Estavamos os dois a arder, ela arfava no meu ouvido e eu sentia a minha piça completamente tesa, e já a molhar as cuecas. Eu não resisti e passei o meu braço pela frente dela, estavamos agora quase virados um para o outro, passei a mão pela cintura leda, de lado pelas costelas acima até roçar o braço nas têtas dela, e fui presenteado com uma serie de beijinhos da orelha até ao cantinho da boca. Senti isso como um incentivo e fiz a minha mão descer, e deslizar coxa abaixo até ao joelho dela. 

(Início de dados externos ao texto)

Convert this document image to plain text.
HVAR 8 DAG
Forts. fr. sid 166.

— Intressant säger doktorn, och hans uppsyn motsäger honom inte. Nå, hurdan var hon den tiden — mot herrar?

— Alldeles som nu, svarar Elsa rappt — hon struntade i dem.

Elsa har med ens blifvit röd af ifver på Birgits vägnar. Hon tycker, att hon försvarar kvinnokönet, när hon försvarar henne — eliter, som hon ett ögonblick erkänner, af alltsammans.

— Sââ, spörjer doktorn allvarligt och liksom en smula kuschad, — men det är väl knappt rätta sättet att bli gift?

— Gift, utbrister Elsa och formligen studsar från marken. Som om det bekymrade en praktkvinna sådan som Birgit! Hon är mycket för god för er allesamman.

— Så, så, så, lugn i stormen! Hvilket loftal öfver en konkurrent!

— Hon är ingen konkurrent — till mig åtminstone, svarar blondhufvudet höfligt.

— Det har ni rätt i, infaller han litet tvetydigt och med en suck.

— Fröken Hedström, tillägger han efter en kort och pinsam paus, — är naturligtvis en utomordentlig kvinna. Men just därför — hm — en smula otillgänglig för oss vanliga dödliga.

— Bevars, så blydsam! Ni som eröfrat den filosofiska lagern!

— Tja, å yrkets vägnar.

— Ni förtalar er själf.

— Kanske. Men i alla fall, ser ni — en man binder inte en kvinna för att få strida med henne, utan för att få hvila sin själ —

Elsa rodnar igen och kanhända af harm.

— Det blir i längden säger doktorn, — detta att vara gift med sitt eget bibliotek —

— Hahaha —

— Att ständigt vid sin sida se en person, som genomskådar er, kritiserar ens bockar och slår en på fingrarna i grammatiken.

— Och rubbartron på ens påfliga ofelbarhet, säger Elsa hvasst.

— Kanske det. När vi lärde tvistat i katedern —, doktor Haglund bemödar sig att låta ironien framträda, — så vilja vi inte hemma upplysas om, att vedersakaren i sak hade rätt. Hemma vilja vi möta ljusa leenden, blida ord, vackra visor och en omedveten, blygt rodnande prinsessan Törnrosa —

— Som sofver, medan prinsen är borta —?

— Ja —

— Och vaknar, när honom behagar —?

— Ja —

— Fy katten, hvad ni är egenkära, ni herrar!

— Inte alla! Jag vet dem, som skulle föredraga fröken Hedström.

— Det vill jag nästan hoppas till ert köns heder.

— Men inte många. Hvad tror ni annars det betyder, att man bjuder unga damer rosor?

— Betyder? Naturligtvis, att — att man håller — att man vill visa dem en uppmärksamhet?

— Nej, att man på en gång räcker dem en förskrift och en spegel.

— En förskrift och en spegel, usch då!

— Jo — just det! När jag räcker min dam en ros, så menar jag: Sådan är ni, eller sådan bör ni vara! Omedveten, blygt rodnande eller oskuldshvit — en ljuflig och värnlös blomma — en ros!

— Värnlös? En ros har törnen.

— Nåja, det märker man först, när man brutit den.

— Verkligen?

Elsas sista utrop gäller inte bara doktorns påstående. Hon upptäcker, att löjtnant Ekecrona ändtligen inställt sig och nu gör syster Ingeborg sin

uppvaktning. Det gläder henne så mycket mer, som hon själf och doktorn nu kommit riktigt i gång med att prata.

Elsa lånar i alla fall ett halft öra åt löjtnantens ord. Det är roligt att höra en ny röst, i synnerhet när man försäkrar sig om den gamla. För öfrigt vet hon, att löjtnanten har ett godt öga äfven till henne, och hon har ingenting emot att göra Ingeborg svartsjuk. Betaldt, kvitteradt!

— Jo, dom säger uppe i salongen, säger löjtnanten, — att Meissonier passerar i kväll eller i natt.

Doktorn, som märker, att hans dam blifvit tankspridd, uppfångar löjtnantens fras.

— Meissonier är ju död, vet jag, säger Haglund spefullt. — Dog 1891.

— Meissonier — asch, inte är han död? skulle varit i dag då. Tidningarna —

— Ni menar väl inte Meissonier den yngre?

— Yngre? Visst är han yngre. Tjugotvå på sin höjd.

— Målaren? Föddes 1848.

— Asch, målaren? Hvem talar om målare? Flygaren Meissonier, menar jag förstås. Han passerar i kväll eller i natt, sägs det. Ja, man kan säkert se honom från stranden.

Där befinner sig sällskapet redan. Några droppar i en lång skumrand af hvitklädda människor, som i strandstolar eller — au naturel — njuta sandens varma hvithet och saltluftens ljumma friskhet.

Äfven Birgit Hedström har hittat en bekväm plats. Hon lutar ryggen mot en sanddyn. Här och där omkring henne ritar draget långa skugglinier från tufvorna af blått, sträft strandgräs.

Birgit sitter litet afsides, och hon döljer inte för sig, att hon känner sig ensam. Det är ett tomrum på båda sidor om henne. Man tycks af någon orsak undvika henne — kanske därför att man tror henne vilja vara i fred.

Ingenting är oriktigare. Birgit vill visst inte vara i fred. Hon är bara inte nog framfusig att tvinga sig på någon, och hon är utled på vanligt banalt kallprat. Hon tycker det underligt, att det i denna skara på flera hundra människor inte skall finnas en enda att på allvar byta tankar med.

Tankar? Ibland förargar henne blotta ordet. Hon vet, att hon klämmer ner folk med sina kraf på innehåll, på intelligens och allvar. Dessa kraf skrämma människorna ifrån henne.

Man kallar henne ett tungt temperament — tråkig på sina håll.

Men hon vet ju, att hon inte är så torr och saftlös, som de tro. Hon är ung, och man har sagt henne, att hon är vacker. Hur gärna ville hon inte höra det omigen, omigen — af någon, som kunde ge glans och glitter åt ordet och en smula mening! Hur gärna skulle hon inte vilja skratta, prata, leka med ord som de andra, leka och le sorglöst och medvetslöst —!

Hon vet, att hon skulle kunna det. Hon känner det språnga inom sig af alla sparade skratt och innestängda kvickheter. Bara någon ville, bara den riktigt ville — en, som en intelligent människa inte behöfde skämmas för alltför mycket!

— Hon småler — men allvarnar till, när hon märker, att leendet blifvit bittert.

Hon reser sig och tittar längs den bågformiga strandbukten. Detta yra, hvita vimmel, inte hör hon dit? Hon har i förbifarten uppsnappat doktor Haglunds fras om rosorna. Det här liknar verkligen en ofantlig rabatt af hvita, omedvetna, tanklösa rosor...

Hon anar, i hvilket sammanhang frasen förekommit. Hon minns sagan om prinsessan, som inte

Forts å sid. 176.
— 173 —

    As pernas dela abanavam levemente de nervosismo, de impaciência, de excitação, de tudo junto…sem sequer olhar para o lado, meti a mão pelas pernas dela acima, foi um repente que quase não deu para sentir a pele macia das coxas, porque fui direitinho à pita, esbarrei nas cuecas macias, e a minha mão foi amortecida pela almofada da mata. A pensar naquela pintelheira, deixei a mão escorregar até à racha, senti-lhe os papinhos e o calor que dali saia. A diabinha estava completamente a arder. 

Mas isto só durou um instante, porque logo logo, ela arrumou a minha mão e cruzou as pernas. O machimbombo parou, chegamos à escola, a brincadeira acabou. 

    Saímos juntos e fomos caminhando, braço dado a trocar risinhos, antes de nos separarmos ela agarrou-me em ambas as mãos e na frente de todos os colegas deu-me um beijo na boca, enterrou a língua completamente pelos meus lábios a dentro, e eu chupei, caiu um tanto ou quanto atabalhoado mas foi muito bom. Tivemos direito a uns quantos assobios, ela é muito bonita, e tem um corpo muito bem feito, é mesmo boazona. Eu sou um cabrão cheio de sorte.

    Antes de nos separar-mos, ela disse-me ao ouvido que antes das aulas ainda tinha de ir à casa de banho porque se sentia roda humida e a escorrer. Despediu-se com um sorriso de orelha a orelha, mas não sem antes me deixar um aviso, que eu logo tinha de esperar por ela, para irmos acabar aquilo que começamos. A minha namorada pediu-me para eu lhe tirar o selinho.